Он подошел к толпе солдат, которые так увлеклись стрельбой, что ничего не видели, схватил за шиворот пикардийского пращника, повалил его на землю и разразился неистовой бранью.
Лицо старого маршала побагровело, жилы вздулись на шее.
— Монсеньор! — лепетал солдат, стоя на коленях и дрожа всем телом. — Монсеньор, мы не знали… Капитан Кокебурн…
— Погодите, собачьи дети, — кричал Тривульцио, — покажу я вам капитана Кокебурна, за ноги всех перевешаю!..
Сверкнула шпага. Он замахнулся и ударил бы, но Леонардо левою рукою схватил его за руку, немного повыше кисти, с такою силою, что медный нарукавник сплющился.
Тщетно стараясь высвободить руку, маршал взглянул на Леонардо с изумлением.
— Кто это? — спросил он.
— Леонардо да Винчи, — ответил тот спокойно.
— Как ты смеешь!.. — начал было старик в бешенстве, но, встретив ясный взор художника, умолк.

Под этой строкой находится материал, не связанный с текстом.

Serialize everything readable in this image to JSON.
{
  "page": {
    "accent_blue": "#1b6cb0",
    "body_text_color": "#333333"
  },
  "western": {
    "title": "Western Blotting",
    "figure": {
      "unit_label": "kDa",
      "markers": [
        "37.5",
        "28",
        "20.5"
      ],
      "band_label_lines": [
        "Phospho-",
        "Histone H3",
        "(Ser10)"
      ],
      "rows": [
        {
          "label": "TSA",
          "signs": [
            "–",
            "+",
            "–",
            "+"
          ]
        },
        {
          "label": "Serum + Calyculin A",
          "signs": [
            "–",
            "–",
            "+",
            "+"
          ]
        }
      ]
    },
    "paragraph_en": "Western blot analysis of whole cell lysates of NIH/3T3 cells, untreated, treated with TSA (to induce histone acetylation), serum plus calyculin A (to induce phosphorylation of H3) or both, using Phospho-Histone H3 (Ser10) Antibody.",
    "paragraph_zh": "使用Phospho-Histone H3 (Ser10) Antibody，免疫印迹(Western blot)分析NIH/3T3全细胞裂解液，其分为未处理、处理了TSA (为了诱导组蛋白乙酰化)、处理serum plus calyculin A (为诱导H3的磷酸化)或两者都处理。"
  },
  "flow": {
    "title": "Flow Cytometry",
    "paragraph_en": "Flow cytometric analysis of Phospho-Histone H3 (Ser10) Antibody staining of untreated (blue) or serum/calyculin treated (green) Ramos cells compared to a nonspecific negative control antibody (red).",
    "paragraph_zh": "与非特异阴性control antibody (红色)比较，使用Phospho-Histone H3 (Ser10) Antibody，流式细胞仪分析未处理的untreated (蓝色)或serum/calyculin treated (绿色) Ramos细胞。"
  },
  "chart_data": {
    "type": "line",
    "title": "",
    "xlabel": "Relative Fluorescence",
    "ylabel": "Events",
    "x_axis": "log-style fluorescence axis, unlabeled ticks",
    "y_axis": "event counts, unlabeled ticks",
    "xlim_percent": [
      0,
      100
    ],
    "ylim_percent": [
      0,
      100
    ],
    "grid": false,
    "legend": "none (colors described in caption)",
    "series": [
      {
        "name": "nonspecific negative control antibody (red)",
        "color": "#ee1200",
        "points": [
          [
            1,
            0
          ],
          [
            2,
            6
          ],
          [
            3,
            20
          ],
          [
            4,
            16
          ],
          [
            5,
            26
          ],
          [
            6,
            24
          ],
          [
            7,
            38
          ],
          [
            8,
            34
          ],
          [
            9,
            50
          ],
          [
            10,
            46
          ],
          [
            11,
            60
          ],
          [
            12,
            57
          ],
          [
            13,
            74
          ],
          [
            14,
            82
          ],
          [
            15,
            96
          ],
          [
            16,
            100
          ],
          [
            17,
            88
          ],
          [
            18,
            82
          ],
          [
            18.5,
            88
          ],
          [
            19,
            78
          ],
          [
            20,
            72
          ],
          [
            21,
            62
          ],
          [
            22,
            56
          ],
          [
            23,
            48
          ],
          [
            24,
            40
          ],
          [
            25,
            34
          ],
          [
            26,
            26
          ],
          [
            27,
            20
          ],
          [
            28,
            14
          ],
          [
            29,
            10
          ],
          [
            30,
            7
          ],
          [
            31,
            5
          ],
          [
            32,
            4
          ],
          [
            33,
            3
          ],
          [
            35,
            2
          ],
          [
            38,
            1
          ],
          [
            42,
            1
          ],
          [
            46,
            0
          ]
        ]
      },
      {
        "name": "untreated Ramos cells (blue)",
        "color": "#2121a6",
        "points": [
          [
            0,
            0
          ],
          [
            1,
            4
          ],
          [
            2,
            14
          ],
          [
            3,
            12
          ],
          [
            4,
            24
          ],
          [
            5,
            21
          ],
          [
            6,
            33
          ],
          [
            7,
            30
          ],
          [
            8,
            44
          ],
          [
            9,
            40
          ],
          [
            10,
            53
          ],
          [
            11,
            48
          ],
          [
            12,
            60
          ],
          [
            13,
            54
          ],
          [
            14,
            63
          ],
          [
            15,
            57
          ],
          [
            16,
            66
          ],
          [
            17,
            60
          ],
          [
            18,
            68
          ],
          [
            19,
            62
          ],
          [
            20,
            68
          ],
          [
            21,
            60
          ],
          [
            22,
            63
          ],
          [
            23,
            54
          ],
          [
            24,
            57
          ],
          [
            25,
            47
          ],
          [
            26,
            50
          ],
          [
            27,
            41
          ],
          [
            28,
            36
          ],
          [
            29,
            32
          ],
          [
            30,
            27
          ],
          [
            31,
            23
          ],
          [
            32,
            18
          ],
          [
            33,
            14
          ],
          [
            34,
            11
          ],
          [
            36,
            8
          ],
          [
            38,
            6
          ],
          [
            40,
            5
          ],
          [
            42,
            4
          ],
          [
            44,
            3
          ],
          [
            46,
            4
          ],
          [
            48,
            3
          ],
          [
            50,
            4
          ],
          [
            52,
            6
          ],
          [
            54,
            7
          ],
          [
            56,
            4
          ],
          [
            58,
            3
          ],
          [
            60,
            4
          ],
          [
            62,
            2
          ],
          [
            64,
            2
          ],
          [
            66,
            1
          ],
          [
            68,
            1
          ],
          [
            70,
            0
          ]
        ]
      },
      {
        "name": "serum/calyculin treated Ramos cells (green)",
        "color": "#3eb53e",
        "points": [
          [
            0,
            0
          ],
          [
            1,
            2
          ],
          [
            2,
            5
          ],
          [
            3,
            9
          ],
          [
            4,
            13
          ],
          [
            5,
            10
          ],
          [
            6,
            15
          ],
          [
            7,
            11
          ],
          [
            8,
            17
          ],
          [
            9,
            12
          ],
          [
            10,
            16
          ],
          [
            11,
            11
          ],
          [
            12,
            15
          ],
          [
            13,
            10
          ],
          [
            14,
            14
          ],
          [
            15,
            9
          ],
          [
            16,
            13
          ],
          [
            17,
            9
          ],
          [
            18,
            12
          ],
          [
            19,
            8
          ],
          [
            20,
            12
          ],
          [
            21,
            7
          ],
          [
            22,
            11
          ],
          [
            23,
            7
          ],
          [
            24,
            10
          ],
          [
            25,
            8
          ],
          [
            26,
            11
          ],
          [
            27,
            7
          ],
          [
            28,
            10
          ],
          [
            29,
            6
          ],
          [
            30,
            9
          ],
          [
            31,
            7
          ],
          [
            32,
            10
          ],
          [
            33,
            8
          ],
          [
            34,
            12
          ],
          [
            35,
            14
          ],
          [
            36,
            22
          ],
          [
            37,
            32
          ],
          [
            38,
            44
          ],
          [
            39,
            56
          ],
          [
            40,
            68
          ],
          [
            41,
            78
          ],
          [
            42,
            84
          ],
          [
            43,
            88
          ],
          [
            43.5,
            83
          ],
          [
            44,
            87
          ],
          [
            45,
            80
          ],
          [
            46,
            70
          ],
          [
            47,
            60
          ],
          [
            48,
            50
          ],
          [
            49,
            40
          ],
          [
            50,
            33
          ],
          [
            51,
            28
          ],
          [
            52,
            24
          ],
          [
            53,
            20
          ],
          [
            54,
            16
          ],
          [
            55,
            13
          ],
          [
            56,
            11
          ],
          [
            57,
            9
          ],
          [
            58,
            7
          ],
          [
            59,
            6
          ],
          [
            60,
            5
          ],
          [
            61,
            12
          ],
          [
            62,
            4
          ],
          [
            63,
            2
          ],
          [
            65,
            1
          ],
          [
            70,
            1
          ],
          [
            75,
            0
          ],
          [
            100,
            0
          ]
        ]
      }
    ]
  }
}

— Так ты — Леонардо, — произнес он, вглядываясь в лицо его. — Руку-то, руку пусти. Нарукавник согнул. Вот так сила! Ну, брат, смелый же ты человек…
— Монсеньор, умоляю вас, не гневайтесь, простите их! — молвил художник почтительно.
Маршал еще внимательнее посмотрел ему в лицо, усмехнулся и покачал головой:
— Чудак! Они лучшее твое произведение уничтожили, — и ты за них просишь?
— Ваша светлость, если вы их всех перевешаете, какая польза мне и моему произведению? Они не знают, что делают.
Старик задумался. Вдруг лицо его прояснилось; в умных маленьких глазах засветилось доброе чувство.
— Послушай, мессер Леонардо, одного я в толк не возьму. Как же ты стоял тут и смотрел? Зачем не дал знать, не пожаловался мне или сиру де ла Тремуйлю? Кстати, он, должно быть, только что здесь проезжал?
Леонардо потупил глаза и проговорил, запинаясь и краснея, как виноватый:
— Не успел… Сира де ла Тремуйля в лицо я не знаю…
— Жаль, — заключил старик, оглядываясь на развалину. — Сотню лучших людей моих отдал бы я за твоего Колосса!..
Возвращаясь домой и проходя через мост с изящной лоджией Браманте, где произошло последнее свидание Моро с Леонардо, художник увидел французских пажей и конюхов, забавлявшихся охотою на ручных лебедей, любимцев Миланского герцога. Шалуны стреляли из луков. В тесном рву, отовсюду закрытом высокими стенами, птицы метались в ужасе. Среди белого пуха и перьев на черной воде плавали, качаясь, окровавленные тела. Только что раненный лебедь, с пронзительно жалобным криком, выгнув длинную шею, трепетал слабеющими крыльями, как будто пытаясь взлететь перед смертью.
Леонардо отвернулся и поскорее прошел мимо. Ему казалось, что он сам похож на этого лебедя.
В воскресенье шестого октября король Франции Людовик XII въехал в Милан через Тичинские ворота. В сопровождавшем его поезде был Чезаре Борджа, герцог Валентино, сын папы. Во время шествия от Соборной площади к замку ангелы Миланской Коммуны исправно махали крыльями.
С того дня, как разрушен был Колосс, Леонардо более не возвращался к работе над летательной машиной. Астро один кончил прибор. Художник не имел духа сказать ему, что и эти крылья не годятся. Видимо, избегая учителя, кузнец также не заговаривал о предстоявшем полете, только иногда украдкой взглядывал на него с безмолвным укором своим единственным глазом, в котором горел унылый, безумный огонь.